Wells Fargo Warned Workers Against Sham Accounts, but ‘They Needed a Paycheck’

“I was always getting written up for failing to bump my solutions numbers up,” he said.

Some of his co-workers, facing the same pressure, bent the rules, said Mr. Kellogg, who was making $11.75 an hour when he left the bank in 2012. They would ask local business owners whom they knew well to open additional accounts as favors, saying they could close them later.

“It seems as though you’d have to be willfully ignorant to believe that these goals are achievable through any other means,” Mr. Kellogg said.

“During our training we go through SO much training about ethics and how you CANNOT do that,” another former Wells teller wrote in the Reddit forum. “I got threatened to be fired as a teller with them because I wasn’t meeting my numbers. I told them I didn’t believe in trying to convince someone to spend money they don’t have, get what they don’t need.”

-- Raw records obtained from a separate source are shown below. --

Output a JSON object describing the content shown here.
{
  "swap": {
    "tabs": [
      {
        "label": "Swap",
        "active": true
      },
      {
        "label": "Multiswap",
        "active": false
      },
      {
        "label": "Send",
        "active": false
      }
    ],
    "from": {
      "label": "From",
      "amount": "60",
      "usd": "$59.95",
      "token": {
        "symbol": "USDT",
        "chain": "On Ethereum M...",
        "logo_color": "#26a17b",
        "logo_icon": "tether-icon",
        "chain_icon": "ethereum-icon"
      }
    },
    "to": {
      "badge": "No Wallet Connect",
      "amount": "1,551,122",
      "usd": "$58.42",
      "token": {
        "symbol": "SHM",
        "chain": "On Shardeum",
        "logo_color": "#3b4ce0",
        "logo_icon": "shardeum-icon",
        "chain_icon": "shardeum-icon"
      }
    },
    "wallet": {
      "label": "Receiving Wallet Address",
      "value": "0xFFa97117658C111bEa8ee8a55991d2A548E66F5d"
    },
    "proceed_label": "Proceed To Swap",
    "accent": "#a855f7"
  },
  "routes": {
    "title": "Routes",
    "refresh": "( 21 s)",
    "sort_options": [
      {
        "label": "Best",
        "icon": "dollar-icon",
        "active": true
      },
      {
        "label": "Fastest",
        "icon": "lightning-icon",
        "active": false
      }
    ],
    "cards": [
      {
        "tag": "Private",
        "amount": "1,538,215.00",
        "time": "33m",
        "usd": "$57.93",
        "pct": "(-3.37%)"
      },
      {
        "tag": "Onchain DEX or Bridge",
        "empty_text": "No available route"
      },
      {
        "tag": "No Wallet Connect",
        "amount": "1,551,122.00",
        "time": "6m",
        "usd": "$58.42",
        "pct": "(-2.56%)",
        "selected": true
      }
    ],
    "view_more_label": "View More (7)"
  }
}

Other former Wells employees have vented their frustrations in a series of cartoon videos on YouTube that spoof on the bank’s hard-driving culture — and the fact that they were hardly getting rich from hitting their bosses’ targets. In one video, a cartoon banker drones on: “If tellers and bankers make those sales numbers each day, at the end of the month everybody in the branch will get a $5 gift card to McDonald’s. The district manager will get a $10,000 cash bonus.”

After the practice of creating phony accounts was first reported in The Los Angeles Times in late 2013, the bank stepped up its monitoring and ethics training, former employees said. For its part, the bank said it had caught the behavior and started firing workers before the article appeared.

In San Diego, Mr. Taha said he attended two days of ethics training where employees were shown the difference between valid and improper accounts.

But the problems persisted. Mr. Taha, 28, said he fielded complaints from customers about questionable accounts until shortly before he left the bank this summer. He said bank managers had grown weary of writing up reports on potentially improper sales.

“It was like jaywalking,” Mr. Taha said of the practice of creating fraudulent accounts. “It was hard to police.”

Mr. Taha now belongs to the Committee for Better Banks, an advocacy group that has been petitioning banks like Wells to improve working conditions for lower-level employees.

Customers all over the country have experienced the effects of the questionable sales. Early last year, Walter Mankowski, a 52-year-old computer science researcher who lives in Bryn Mawr, Pa., received a Wells Fargo credit card in the mail that he had not applied for. He essentially forgot about the card until months later, when a $45 annual fee for it turned up on one of his account statements.

“It took talking to three different people at Wells Fargo to cancel it,” Mr. Mankowski said. “I probably spent half an hour on the phone trying to cancel this card I didn’t know about and didn’t want.”

He is not alone. When the Los Angeles city attorney, Mike Feuer, sued the bank in May of last year over the phony accounts, his office received hundreds of calls from Wells customers and employees.

Some of those complaints regarded questionable accounts created only months before the lawsuit was filed.

“Clearly the necessity to fire 5,300 employees shows that there is something that needs to change with Wells internal oversight and with its practices generally,” Mr. Feuer said in an interview.

Some customers — even those who were not victims — agree and are voting with their feet. Darin Grantham, 43, a management consultant who lives in Phoenix, said he planned to close his checking, savings and credit card accounts with Wells Fargo this week — not because he had a bad experience, but because “I lost trust in them” because of the scandal.

Mr. Stumpf, Wells Fargo’s chief executive, has been called to testify at a Senate Banking Committee hearing on Tuesday, and federal prosecutors are considering bringing charges. He has publicly said he feels accountable for what has happened, but he blamed workers for “misinterpreting” sales goals.

Customers like Mr. Grantham aren’t buying it. “They deny it because they don’t want to affect their million-dollar bonuses and jobs, but at some level they had to have an idea,” he said of Wells’s senior management. “When 5,300-plus employees lose their jobs, it’s not just them — they’re the scapegoats.”

In its settlement with the Consumer Financial Protection Bureau and other regulators, announced last Thursday, Wells agreed to develop a broad “oversight program” of its sales practices, among other measures.

But it was not until four days later that the bank announced that it would halt the sales goals altogether — starting Jan. 1.

Ms. Eshet said the bank had considered this step for quite some time before finally deciding to eliminate the goals.

“We don’t want there to be any doubt on the part of our customers that our team members have their best interest at heart,” she said.

Still, the bank decided to wait a few months to implement the change because it needed enough “lead time” to roll out the change correctly, she explained.

“It was really important when we are making changes in compensation structure for team members that we get it right,” Ms. Eshet said.